Note that I'm not saying that <content type="mimetypegoeshere"> shouldn't exist - it operates at an entirely different level than this, as it is "property-centric", "intent-centric", whatever you might like to call it.

[JoeEnglish] I don't think datatype-centric markup helps much in the way of extensibility. If your aggregator encounters a previously-unknown element <wibble>2003-07-10T15:59:60-08:00</wibble>, it will have no idea what to do with it. If it's marked up as <date role="wibble">2003-07-10T15:59:60-08:00</date>, it still won't have any idea what to do with it (except possibly to tell the user that something -- not sure what -- happened then). One possible exception to this is link -- a reasonable default behaviour for links is to give the reader something to click on. A generic link element with optional rel and title attributes could subsume homepage, weblog, permalink, and could be extended to include trackback links, links to comment pages, and whatever else someone might want to point to.
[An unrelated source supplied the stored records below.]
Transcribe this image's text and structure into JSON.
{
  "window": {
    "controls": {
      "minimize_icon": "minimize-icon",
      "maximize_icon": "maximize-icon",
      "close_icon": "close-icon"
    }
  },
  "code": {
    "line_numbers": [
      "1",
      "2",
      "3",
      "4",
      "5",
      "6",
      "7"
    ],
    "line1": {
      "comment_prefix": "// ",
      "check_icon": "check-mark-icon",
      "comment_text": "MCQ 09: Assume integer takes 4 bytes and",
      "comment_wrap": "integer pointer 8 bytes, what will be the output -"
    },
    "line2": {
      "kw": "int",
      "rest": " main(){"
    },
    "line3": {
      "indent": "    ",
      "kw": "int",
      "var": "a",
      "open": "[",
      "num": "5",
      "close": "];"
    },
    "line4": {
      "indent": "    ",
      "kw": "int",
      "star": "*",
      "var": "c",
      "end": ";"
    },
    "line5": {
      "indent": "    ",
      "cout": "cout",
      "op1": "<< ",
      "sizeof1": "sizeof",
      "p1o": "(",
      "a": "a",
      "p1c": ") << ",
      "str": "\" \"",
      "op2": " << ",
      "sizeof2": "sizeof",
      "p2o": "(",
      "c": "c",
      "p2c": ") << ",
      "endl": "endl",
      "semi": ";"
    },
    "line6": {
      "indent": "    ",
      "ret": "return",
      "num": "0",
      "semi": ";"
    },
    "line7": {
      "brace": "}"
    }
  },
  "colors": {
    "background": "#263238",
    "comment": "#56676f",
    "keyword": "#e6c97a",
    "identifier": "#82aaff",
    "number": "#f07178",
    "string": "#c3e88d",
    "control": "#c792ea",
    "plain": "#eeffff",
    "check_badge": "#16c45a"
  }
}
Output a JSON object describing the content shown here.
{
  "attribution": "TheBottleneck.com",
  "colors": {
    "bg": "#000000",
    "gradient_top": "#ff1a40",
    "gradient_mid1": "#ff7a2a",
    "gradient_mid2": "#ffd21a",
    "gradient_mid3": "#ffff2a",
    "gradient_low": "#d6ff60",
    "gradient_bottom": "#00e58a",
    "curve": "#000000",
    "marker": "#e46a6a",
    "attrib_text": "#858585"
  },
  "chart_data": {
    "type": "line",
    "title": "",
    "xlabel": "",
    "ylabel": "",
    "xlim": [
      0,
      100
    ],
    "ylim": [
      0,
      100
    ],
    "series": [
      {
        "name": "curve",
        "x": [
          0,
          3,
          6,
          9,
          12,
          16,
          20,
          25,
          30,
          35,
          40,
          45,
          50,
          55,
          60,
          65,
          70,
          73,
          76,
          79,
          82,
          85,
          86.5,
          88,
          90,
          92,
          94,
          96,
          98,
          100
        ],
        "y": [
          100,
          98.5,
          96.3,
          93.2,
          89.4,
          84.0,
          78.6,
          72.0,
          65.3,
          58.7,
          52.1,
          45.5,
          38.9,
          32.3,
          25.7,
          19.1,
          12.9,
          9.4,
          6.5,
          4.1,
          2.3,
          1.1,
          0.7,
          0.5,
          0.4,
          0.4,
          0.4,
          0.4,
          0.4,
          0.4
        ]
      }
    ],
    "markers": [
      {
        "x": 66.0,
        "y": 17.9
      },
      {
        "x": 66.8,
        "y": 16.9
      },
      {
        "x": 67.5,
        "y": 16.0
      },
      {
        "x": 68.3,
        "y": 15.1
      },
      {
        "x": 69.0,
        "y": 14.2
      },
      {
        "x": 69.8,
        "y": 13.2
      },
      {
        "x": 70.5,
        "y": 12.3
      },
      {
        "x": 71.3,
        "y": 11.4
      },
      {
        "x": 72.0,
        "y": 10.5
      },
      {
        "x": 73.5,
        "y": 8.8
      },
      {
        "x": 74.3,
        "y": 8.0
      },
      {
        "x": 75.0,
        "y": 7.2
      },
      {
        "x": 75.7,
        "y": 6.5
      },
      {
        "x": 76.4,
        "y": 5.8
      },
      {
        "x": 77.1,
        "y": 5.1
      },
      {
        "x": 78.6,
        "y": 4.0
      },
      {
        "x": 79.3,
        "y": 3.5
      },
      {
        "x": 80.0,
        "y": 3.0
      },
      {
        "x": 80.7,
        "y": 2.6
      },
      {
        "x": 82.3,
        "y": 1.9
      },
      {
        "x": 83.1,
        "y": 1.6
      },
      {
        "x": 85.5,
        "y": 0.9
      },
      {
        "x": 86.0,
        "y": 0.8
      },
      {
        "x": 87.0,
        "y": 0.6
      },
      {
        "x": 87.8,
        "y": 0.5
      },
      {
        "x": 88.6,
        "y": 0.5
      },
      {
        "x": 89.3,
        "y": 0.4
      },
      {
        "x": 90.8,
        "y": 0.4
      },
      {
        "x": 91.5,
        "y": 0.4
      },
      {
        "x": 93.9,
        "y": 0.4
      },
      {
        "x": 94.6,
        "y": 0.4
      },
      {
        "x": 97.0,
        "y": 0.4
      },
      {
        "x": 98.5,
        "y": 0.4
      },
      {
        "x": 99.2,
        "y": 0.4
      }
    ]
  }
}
[BruceLoebrich] To JeremyGray: I find the term data-type centric to be far more accurate description of my position than attribute [role?] centric, thanks. Suggesting this approach is a slippery slope resulting in attributes being extended with other attributes and/or child elements seems ludicrous however. This isn't OPML, attributes (and they can be elements instead for all I care) like role/type/class would never be extended. Such attributes are hints used to distinguish between otherwise identical elements. I already wrote about date, so let's shift to author and contributor. That's a pretty narrow view of syndicated content. If I'm a TV station with a feed, editor, producer, anchor, reporter, director, camera and graphics might be far more appropriate. All of these roles are people and require the exact same child elements. We can build a format that requires every non-weblog content producer to come up with their own namespaces or we can create one with the flexibility to meet real needs. I know I'm going to lose, but my vote is for flexibility.

[RussellBeattie] I've added my version of what a feed might look like on my page (click on my name). This might be a good idea for everyone to do so we can see visually what people think the feeds should look like.

[AsbjornUlsberg] I like your example very much, Russel. It's almost exactly what I've pictured and want.